Blight already?
After sunny warm weather for ten days or more, we had a thunderstorm on Friday and then rain last night and this morning.
I've just gone to check on the potatoes which were growing so well last week, only to find an entire bed of Linzer Delicatess and some others with foliage rotting and going brown. Surely this can't be blight already?
I have been 'earthing them up' with grass cuttings but would imagine the blight came in the heavy rain. But what should we do now?
Few of the potatoes seem to have much more than a few pea sized potatoes so far, but I am sure this will spread to all the healthy plants. Is it too late to spray with Bordeaux mixture? And what will happen to all the young tomato plants I have just planted out?
This seems like it's going to be a disaster, especially as the weather is due to remain showery for another week.
Any suggestions about how to minimise the disaster would be welcome.
After sunny warm weather for ten days or more, we had a thunderstorm on Friday and then rain last night and this morning.
I've just gone to check on the potatoes which were growing so well last week, only to find an entire bed of Linzer Delicatess and some others with foliage rotting and going brown. Surely this can't be blight already?
I have been 'earthing them up' with grass cuttings but would imagine the blight came in the heavy rain. But what should we do now?
Few of the potatoes seem to have much more than a few pea sized potatoes so far, but I am sure this will spread to all the healthy plants. Is it too late to spray with Bordeaux mixture? And what will happen to all the young tomato plants I have just planted out?

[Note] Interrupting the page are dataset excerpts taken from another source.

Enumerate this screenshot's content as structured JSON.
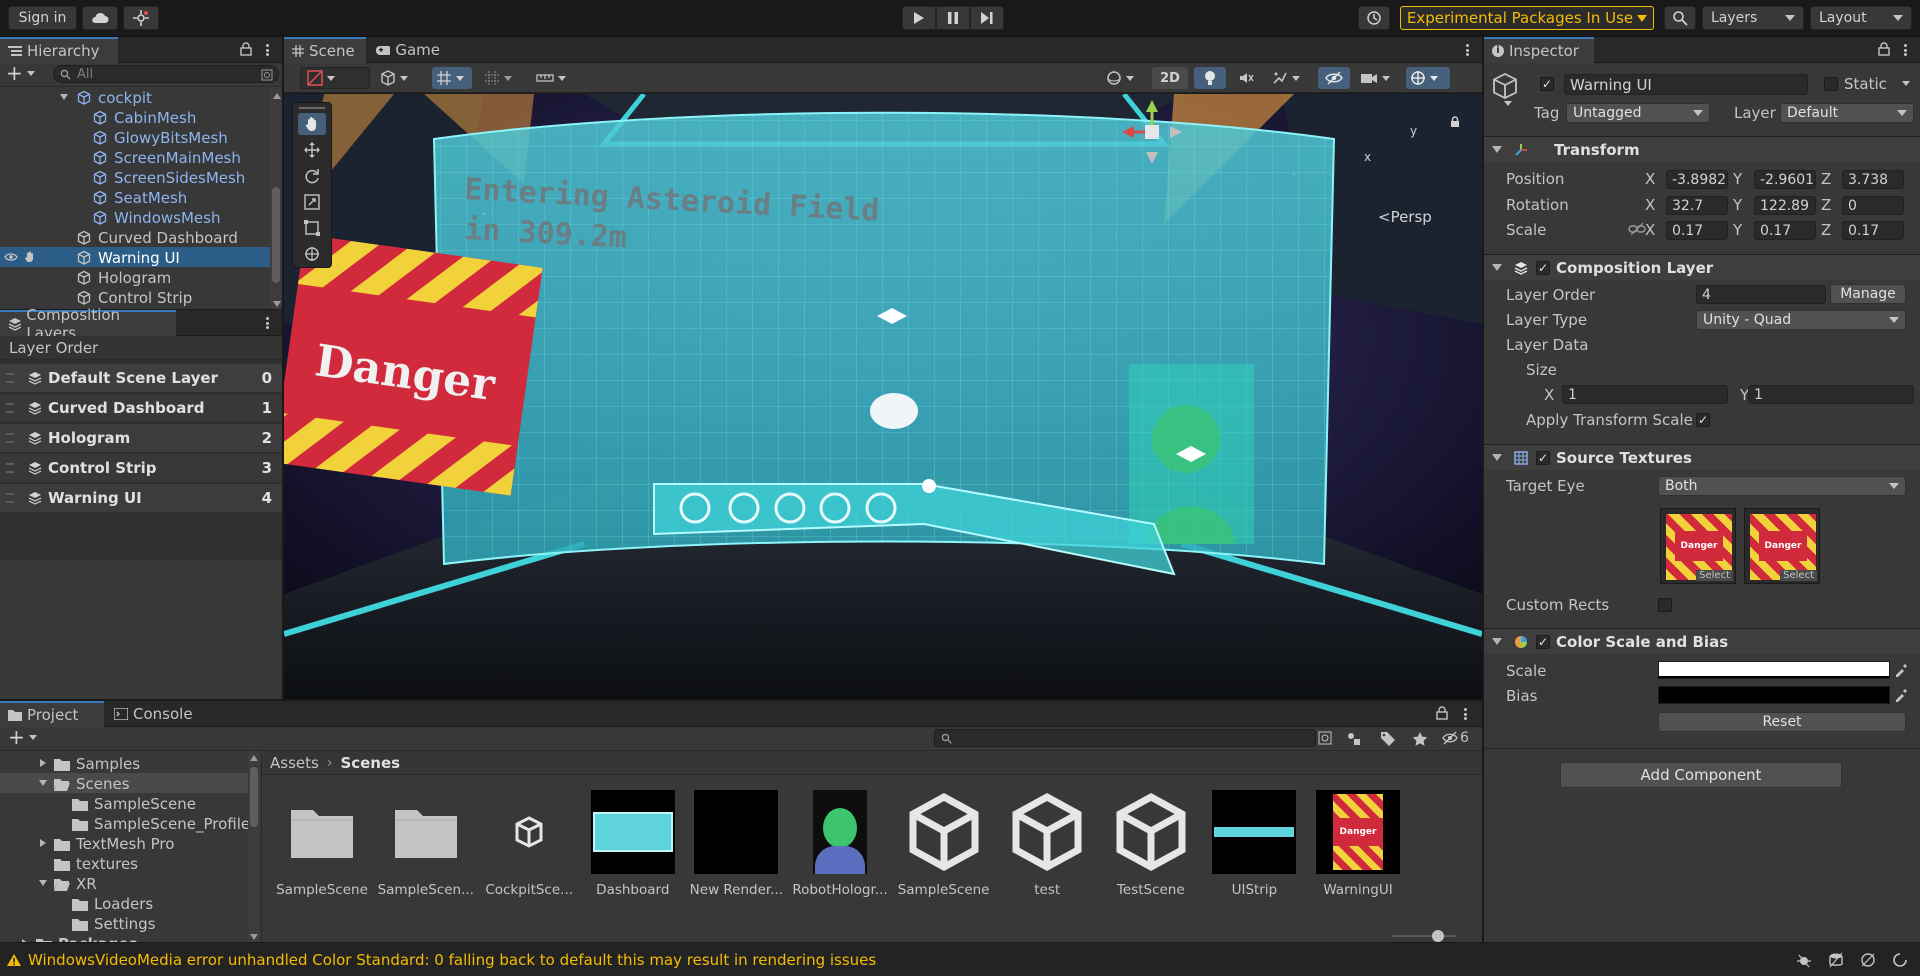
{
  "toolbar": {
    "sign_in": "Sign in",
    "experimental": "Experimental Packages In Use",
    "layers": "Layers",
    "layout": "Layout"
  },
  "hierarchy": {
    "tab": "Hierarchy",
    "search_placeholder": "All",
    "items": [
      {
        "label": "cockpit",
        "depth": 3,
        "blue": true,
        "expanded": true
      },
      {
        "label": "CabinMesh",
        "depth": 4,
        "blue": true
      },
      {
        "label": "GlowyBitsMesh",
        "depth": 4,
        "blue": true
      },
      {
        "label": "ScreenMainMesh",
        "depth": 4,
        "blue": true
      },
      {
        "label": "ScreenSidesMesh",
        "depth": 4,
        "blue": true
      },
      {
        "label": "SeatMesh",
        "depth": 4,
        "blue": true
      },
      {
        "label": "WindowsMesh",
        "depth": 4,
        "blue": true
      },
      {
        "label": "Curved Dashboard",
        "depth": 3,
        "blue": false
      },
      {
        "label": "Warning UI",
        "depth": 3,
        "blue": false,
        "selected": true
      },
      {
        "label": "Hologram",
        "depth": 3,
        "blue": false
      },
      {
        "label": "Control Strip",
        "depth": 3,
        "blue": false
      }
    ]
  },
  "composition_layers": {
    "tab": "Composition Layers",
    "header": "Layer Order",
    "layers": [
      {
        "name": "Default Scene Layer",
        "order": "0"
      },
      {
        "name": "Curved Dashboard",
        "order": "1"
      },
      {
        "name": "Hologram",
        "order": "2"
      },
      {
        "name": "Control Strip",
        "order": "3"
      },
      {
        "name": "Warning UI",
        "order": "4"
      }
    ]
  },
  "scene": {
    "tab_scene": "Scene",
    "tab_game": "Game",
    "btn_2d": "2D",
    "persp": "<Persp",
    "gizmo_x": "x",
    "gizmo_y": "y",
    "overlay_text_line1": "Entering Asteroid Field",
    "overlay_text_line2": "in 309.2m",
    "danger_text": "Danger"
  },
  "inspector": {
    "tab": "Inspector",
    "object_name": "Warning UI",
    "static_label": "Static",
    "tag_label": "Tag",
    "tag_value": "Untagged",
    "layer_label": "Layer",
    "layer_value": "Default",
    "transform": {
      "title": "Transform",
      "position_label": "Position",
      "pos": [
        "-3.8982",
        "-2.9601",
        "3.738"
      ],
      "rotation_label": "Rotation",
      "rot": [
        "32.7",
        "122.89",
        "0"
      ],
      "scale_label": "Scale",
      "scale": [
        "0.17",
        "0.17",
        "0.17"
      ],
      "x": "X",
      "y": "Y",
      "z": "Z"
    },
    "composition_layer": {
      "title": "Composition Layer",
      "layer_order_label": "Layer Order",
      "layer_order": "4",
      "manage": "Manage",
      "layer_type_label": "Layer Type",
      "layer_type": "Unity - Quad",
      "layer_data_label": "Layer Data",
      "size_label": "Size",
      "size_x": "1",
      "size_y": "1",
      "apply_transform_scale": "Apply Transform Scale"
    },
    "source_textures": {
      "title": "Source Textures",
      "target_eye_label": "Target Eye",
      "target_eye": "Both",
      "select": "Select",
      "custom_rects": "Custom Rects"
    },
    "color_scale_bias": {
      "title": "Color Scale and Bias",
      "scale_label": "Scale",
      "bias_label": "Bias",
      "reset": "Reset"
    },
    "add_component": "Add Component"
  },
  "project": {
    "tab_project": "Project",
    "tab_console": "Console",
    "hidden_count": "6",
    "breadcrumb_root": "Assets",
    "breadcrumb_current": "Scenes",
    "tree": [
      {
        "label": "Samples",
        "depth": 1,
        "arrow": "right"
      },
      {
        "label": "Scenes",
        "depth": 1,
        "arrow": "down",
        "selected": true,
        "open": true
      },
      {
        "label": "SampleScene",
        "depth": 2,
        "arrow": "none"
      },
      {
        "label": "SampleScene_Profiles",
        "depth": 2,
        "arrow": "none"
      },
      {
        "label": "TextMesh Pro",
        "depth": 1,
        "arrow": "right"
      },
      {
        "label": "textures",
        "depth": 1,
        "arrow": "none"
      },
      {
        "label": "XR",
        "depth": 1,
        "arrow": "down",
        "open": true
      },
      {
        "label": "Loaders",
        "depth": 2,
        "arrow": "none"
      },
      {
        "label": "Settings",
        "depth": 2,
        "arrow": "none"
      },
      {
        "label": "Packages",
        "depth": 0,
        "arrow": "right"
      }
    ],
    "assets": [
      {
        "label": "SampleScene",
        "kind": "folder"
      },
      {
        "label": "SampleScen...",
        "kind": "folder"
      },
      {
        "label": "CockpitSce...",
        "kind": "prefab"
      },
      {
        "label": "Dashboard",
        "kind": "dashboard"
      },
      {
        "label": "New Render...",
        "kind": "black"
      },
      {
        "label": "RobotHologr...",
        "kind": "robot"
      },
      {
        "label": "SampleScene",
        "kind": "unity"
      },
      {
        "label": "test",
        "kind": "unity"
      },
      {
        "label": "TestScene",
        "kind": "unity"
      },
      {
        "label": "UIStrip",
        "kind": "strip"
      },
      {
        "label": "WarningUI",
        "kind": "danger"
      }
    ]
  },
  "status": {
    "message": "WindowsVideoMedia error unhandled Color Standard: 0  falling back to default this may result in rendering issues"
  },
  "colors": {
    "accent": "#3a79bb",
    "selection": "#2c5d87",
    "warning": "#f4bc02",
    "teal": "#3fd1d8",
    "danger_red": "#d12a3c"
  }
}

This seems like it's going to be a disaster, especially as the weather is due to remain showery for another week.
Any suggestions about how to minimise the disaster would be welcome.



You'll have to be ultra vigilant, chopping off and burning any affected foliage that appears from now on. A thick mulch on your remaining spuds would help to protect the tubers from any spores washed onto the soil too; straw/grass-clippings/shredded paper or even plain cardboard.